Sayın Örs;
Dediklerinize katılmakla birlikte; yine aklıma takılanları yazmadan edemeyeceğim.
Güven; Bu sektörde ciddi bir güven erozyonu mevcut. Kimse kimseye güvenmiyor. (genelde)
Siz ilçenizdeki her kuruma ne kadar güveniyorsunuz ? Ben bazılarına örneğin hiç güvenmiyorum. Hepimizin sektör içinde yaşadığımız çok kötü anılarımız mevcut. Bizler tam manasıyla sektöre güvenemezken, bunu yetkililerden beklemek hata olur kanısındayım.
Strateji; Hiç birimizin, hiç bir organizasyonun oluşturabildiği bir strateji planı maalesef yok. Gerçi bu bizden mi kaynaklanıyor ? Sayın yetkililerden mi kaynaklanıyor ? Ayrı bir tartışma konusu.
Planlama bu alanda bir türlü yapılamamakta, sorunlara geçici çözümler bulunmakta veya hiç ilgilenilmektedir. (Örneğin: Personel sorunumuz. Atamalar pek çok kurumu zora sokmuştur)
Öngörülenin dışındaki sayıların var olmasının sorumlusu niçin biz olduk?
Sürekli niçin tü kaka olmaktayız ?
Elbette sektör içinde yanlış yapanlar oldu.

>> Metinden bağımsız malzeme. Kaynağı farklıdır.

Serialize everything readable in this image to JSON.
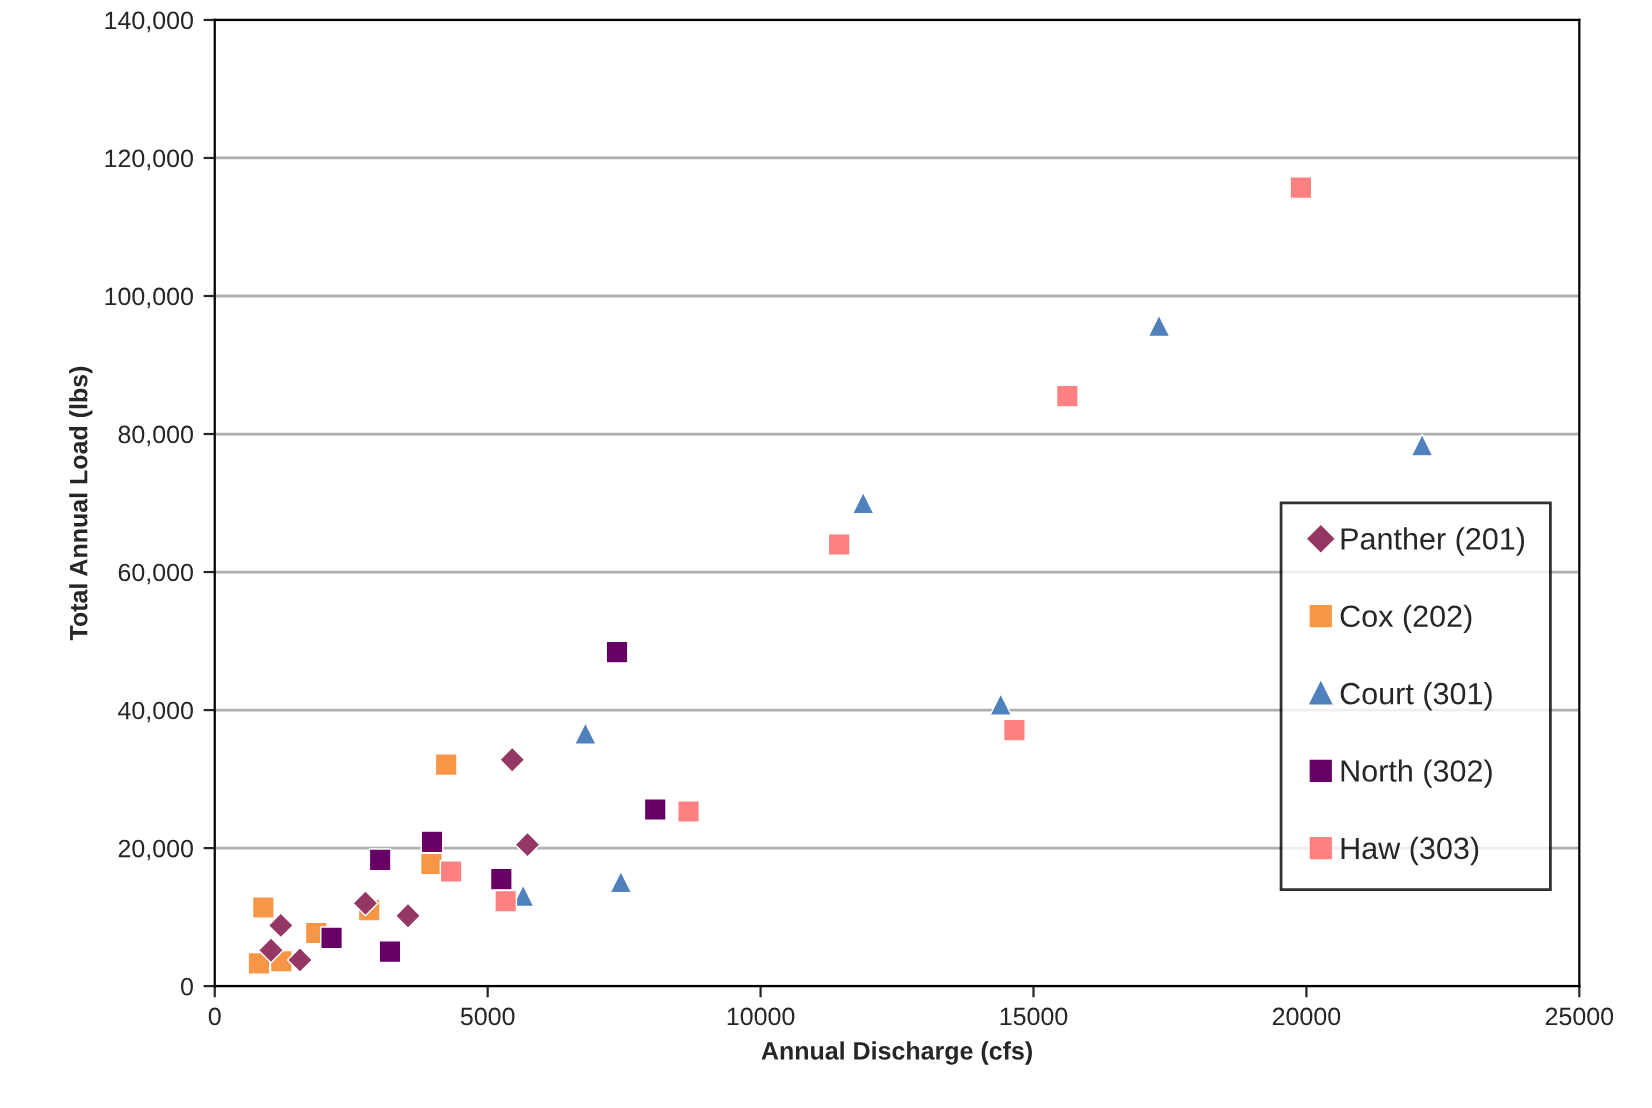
{
  "chart_data": {
    "type": "scatter",
    "xlabel": "Annual Discharge (cfs)",
    "ylabel": "Total Annual Load (lbs)",
    "xlim": [
      0,
      25000
    ],
    "xticks": [
      0,
      5000,
      10000,
      15000,
      20000,
      25000
    ],
    "ylim": [
      0,
      140000
    ],
    "yticks": [
      {
        "value": 0,
        "label": "0"
      },
      {
        "value": 20000,
        "label": "20,000"
      },
      {
        "value": 40000,
        "label": "40,000"
      },
      {
        "value": 60000,
        "label": "60,000"
      },
      {
        "value": 80000,
        "label": "80,000"
      },
      {
        "value": 100000,
        "label": "100,000"
      },
      {
        "value": 120000,
        "label": "120,000"
      },
      {
        "value": 140000,
        "label": "140,000"
      }
    ],
    "grid": "y",
    "legend": "right",
    "series": [
      {
        "name": "Panther (201)",
        "color": "#953764",
        "marker": "diamond",
        "x": [
          5450,
          5730,
          1210,
          3540,
          1560,
          1030,
          2760
        ],
        "values": [
          32800,
          20500,
          8800,
          10200,
          3800,
          5200,
          12000
        ]
      },
      {
        "name": "Cox (202)",
        "color": "#f79646",
        "marker": "square",
        "x": [
          4240,
          3970,
          890,
          2830,
          1860,
          810,
          1220
        ],
        "values": [
          32100,
          17700,
          11400,
          11000,
          7700,
          3300,
          3600
        ]
      },
      {
        "name": "Court (301)",
        "color": "#4f81bd",
        "marker": "triangle",
        "x": [
          6790,
          5650,
          7440,
          11880,
          14400,
          22120,
          17300
        ],
        "values": [
          36600,
          13100,
          15100,
          70000,
          40800,
          78400,
          95700
        ]
      },
      {
        "name": "North (302)",
        "color": "#660066",
        "marker": "square",
        "x": [
          3980,
          3030,
          2140,
          3210,
          5250,
          8070,
          7370
        ],
        "values": [
          20900,
          18300,
          7000,
          5000,
          15500,
          25600,
          48400
        ]
      },
      {
        "name": "Haw (303)",
        "color": "#ff8080",
        "marker": "square",
        "x": [
          4330,
          5330,
          8680,
          11440,
          14650,
          15620,
          19900
        ],
        "values": [
          16600,
          12300,
          25300,
          64000,
          37100,
          85500,
          115700
        ]
      }
    ]
  }
}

Olacaktır da fakat bu demek değildir ki sektör hep böyle.Asla.
Belli bir planlamanın olmaması, sayın yetkililerin bakış açılarına göre bu alana şekil verilmeye çalışılması çok önemli bir hatadır. Aynı zamanda ikili ilişkilere göre de yönlendirme yapmak yanlıştır.
Gerçekten,bağcıyı dövmekten vazgeçildi ise,amaç üzüm yemek ise yapılması gereken ne ise yapmamız şarttır.
Sizin ve Ali Galip Hocamın yazdıklarına mutlaka olumlu katkılar yapacak arkadaşlarımız vardır.
Maksat üzüm yemekse evet ben her zaman varım.
Sağlıcakla.
Not: Gene söz döndü dolandı yemeye geldi.